C’est là que le bât blesse, selon lui. « On n’a pas le courage de le faire, tout simplement. »

L’Union européenne planche actuellement sur de nouvelles directives pour encadrer l’intelligence artificielle. Au Canada, c’est le projet de loi C-27 qui est actuellement à l’étude. Il vise à « interdire certaines conduites relativement (sic) aux systèmes d’intelligence artificielle qui peuvent causer un préjudice sérieux aux individus ou un préjudice à leurs intérêts. »

« Il y a certaines analogies qu'on peut faire avec les médicaments. On n’accepte plus aujourd'hui que quelqu'un mette en marché un médicament sans qu'il ait été l'objet de vérifications pour s'assurer de son innocuité et son efficacité », image Me Trudel.

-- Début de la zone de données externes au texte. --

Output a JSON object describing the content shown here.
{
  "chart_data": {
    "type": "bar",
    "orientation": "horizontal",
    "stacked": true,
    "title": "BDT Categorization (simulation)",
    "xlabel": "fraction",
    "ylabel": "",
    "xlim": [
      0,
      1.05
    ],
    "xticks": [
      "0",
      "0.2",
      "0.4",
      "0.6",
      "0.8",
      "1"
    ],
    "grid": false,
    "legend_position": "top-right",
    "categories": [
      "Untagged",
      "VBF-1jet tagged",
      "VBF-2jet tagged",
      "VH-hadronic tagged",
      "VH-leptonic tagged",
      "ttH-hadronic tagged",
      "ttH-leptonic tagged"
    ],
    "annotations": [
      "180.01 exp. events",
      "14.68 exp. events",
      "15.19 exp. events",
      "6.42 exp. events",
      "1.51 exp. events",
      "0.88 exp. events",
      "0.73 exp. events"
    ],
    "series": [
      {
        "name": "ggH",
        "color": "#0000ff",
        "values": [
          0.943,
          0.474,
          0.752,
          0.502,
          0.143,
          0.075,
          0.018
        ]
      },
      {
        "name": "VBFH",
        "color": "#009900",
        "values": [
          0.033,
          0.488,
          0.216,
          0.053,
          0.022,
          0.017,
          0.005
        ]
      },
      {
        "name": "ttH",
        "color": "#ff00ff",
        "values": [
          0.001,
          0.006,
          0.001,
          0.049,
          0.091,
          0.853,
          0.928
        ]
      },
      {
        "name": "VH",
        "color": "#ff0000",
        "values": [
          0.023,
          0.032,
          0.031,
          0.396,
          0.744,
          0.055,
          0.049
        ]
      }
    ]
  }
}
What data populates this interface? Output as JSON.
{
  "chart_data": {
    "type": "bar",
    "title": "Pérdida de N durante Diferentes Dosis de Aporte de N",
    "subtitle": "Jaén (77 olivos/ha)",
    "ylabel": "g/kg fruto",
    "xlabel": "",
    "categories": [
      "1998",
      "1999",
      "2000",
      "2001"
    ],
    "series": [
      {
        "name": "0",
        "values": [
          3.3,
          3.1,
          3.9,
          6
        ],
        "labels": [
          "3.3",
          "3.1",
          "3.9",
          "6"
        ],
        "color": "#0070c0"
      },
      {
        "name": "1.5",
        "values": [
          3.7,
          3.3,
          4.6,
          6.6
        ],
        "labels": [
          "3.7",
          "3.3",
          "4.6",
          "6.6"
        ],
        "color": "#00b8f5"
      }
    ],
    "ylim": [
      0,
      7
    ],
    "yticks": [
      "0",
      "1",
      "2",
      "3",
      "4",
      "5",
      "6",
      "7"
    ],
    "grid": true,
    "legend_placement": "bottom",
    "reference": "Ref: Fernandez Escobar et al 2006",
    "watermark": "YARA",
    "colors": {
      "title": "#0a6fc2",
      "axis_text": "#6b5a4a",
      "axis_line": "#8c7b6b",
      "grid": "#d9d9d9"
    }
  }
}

Ainsi, le projet de loi C-27 comprend une obligation d’atténuation des risques pour les compagnies d’intelligence artificielle. Le ministre détiendrait le pouvoir d’ordonner à une entreprise de mettre en œuvre des mesures pour éviter les risques de préjudice. « On a laissé se développer des modèles d’affaires sans évaluer les risques qui pourraient être associés à ça », selon Me Trudel.

Pour lui, le cheminement de ce projet de loi rend d’autant plus pertinente cette idée d’un moratoire sur le développement de ces technologies.

« Le processus législatif au Canada ne va pas très vite ces temps-ci. Quand on regarde d’autres projets de loi comme C-18 et C-11, ça traîne depuis quasiment trois ans » se désole-t-il.

D’autant plus, selon l’expert, que les débats sur ces sujets manquent de sérénité parlementaire. « Ce n’est pas toujours un débat qui va très loin sur le plan conceptuel. Le risque c’est de dire ‘Ah mais là, le gouvernement veut censurer et s’immiscer dans vos affaires.’ Ça peut compliquer l’adoption de pièces législatives comme ça. »

Pierre Trudel interpelle aussi les médias, qui devront revoir leurs façons de faire pour assurer une meilleure détection de la désinformation.

« La fragilisation des médias, c’est justement l’absence d’un cadre juridique conséquent. On a laissé se développer les plateformes, et on voit ce que ça donne. […] C’est une industrie lourdement affaiblie, et ça nous indique le genre de désastre auquel nos démocraties risquent de devoir faire face si on ne fait rien », prédit le juriste.